This, Schiff's final installment of his Beethoven cycle, is somewhat of a mixed bag. Every single one of first six installments offered uneven performances. On the lower end of the spectrum sit Schiff's interpretations of the opus 2 set, conceived on an overly broad and lyrical scale. Schiff missed the joy of opus 10/2. The second movement of opus 78 was absolutely devoid of the requisite humor necessary to pull off the work. And opus 31/3 received a particularly wooden performance. On the other hand, Schiff's opus 13 was not only the highlight of the second installment of the cycle, but is also one of the most convincing interpretations of the Pathetique on disc. Like his interpretation of the Pathetique, Schiff's conception of opus 57 eschews the hysteria of so many performances by focusing on the great architecture of the Appassionata. Schiff's finger work in the finales of opus 10/1, opus 27/2, and opus 81a is simply astounding. Schiff seventh outing, a performance of opus 90, 101, and 106, was simply astounding, especially in his transcendent performance of opus 101. The pedal work in the march was simply revelatory while the finale was sublime. Considering his success with opus 101 and 106, I though Schiff's studied and intellectualized interpretations would work well with the final trio of sonatas. However, I leave with a somewhat unpleasant aftertaste.
For one, I personally just do not like Schiff's interpretation of opus 111. It may, of course, be a matter of taste, but I find the performance somewhat whitewashed, plain faced, and four square. Schiff's tempo choice for the introduction is brisk and energized, instilling a sense of expectant drama. Bu the arrival of the allegro proper is a bit matter-of-fact. Schiff seems to minimize Beethoven's variations within the first-theme set, failing to highlight the juxtapositions between the questions and answers. As such, the second theme group looses it sense of transcendence, played here in a particularly straightforward way.

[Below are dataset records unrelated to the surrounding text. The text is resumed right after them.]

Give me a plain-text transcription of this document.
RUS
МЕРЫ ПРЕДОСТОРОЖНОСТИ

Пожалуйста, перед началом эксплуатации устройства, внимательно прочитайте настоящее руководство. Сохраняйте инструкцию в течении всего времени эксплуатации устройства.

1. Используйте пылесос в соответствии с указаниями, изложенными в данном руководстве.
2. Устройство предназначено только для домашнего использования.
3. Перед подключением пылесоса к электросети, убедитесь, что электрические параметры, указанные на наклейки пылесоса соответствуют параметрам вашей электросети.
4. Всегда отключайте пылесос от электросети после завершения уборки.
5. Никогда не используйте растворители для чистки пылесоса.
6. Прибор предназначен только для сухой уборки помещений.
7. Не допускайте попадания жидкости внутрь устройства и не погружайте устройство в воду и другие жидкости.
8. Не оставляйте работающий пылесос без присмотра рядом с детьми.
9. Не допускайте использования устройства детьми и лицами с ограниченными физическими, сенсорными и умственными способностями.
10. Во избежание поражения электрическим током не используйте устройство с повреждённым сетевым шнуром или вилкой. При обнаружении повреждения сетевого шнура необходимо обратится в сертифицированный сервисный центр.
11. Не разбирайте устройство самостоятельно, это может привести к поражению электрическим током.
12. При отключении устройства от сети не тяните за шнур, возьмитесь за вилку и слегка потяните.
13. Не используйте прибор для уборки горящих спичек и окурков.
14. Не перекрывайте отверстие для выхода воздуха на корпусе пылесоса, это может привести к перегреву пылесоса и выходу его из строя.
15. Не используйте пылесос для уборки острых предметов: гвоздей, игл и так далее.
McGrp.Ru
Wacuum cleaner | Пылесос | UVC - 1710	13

There is simply a tepidness to the performance, a generalized lack of tension that pervades the first movement. And it is not Schiff's choice to focus on the movement's clearly classical proportions that keeps this performance so earthbound. Pollini's legendary performance certainly remained faithful to the score; Pollini, however, was able to highlight the drama without sacrificing form. Arrau and Goode's interpretations are more involved as well, while Schnabel, despite some minor finger slips here and there, probably betters them all. At a little over 18 minutes, Schiff's variations are at a flowing tempo and the arietta theme is nicely sung and phrased. However, after the proceeding movement's emotional listlessness, Schiff fails to capture that balm-like quality so necessary for this movement's success. The variations proceed well enough (although more humor in the syncopated third variation would have been nice) and there are some chilling moments in the movement's middle. However, the final passages are less a farewell than simply an end. Perhaps Schiff does not read this valedictory sonata as a goodbye and that certainly is a valid reading. Still, the fact of the matter is that opus 111 is Beethoven's last sonata, written before the Diabelli Variations and the final quartets. Had Beethoven had more to say in this medium, he certainly had the opportunity to pen another sonata. But he did not. And I, like many of the aforementioned pianists, view this work as a farewell and, consequently, prefer it as such.
The overtly more lyrical opus 109 fares somewhat better, as Schiff conjures up some truly magnificent sounds from his instrument. Opus 110 is equally fine, particularly in the delightfully mercurial central allegro. Still, on the whole, these performances are enveloped in an air of disinterestedness. Is the fact that this final recital, unlike the proceeding seven installments, was not recorded with an audience affect the performance on the whole? The electricity that was present in the previous recitals is conspicuously absent in this final go-around. Still, Schiff offers fascinating readings with many moments of touching beauty and a great sense of personal expression. Indeed, especially with the final sonatas, personal preferences will be the deciding determinant as to whether a performance is a winning one or not. And for many, Schiff's studied and intellectualized readings will strike a chord. I simply prefer a more involved performance of opus 111. The final variations should not simply sound beautiful, as they do here, but should shake one to the core. Again, a matter of preference, but a preference that matters, at least to me.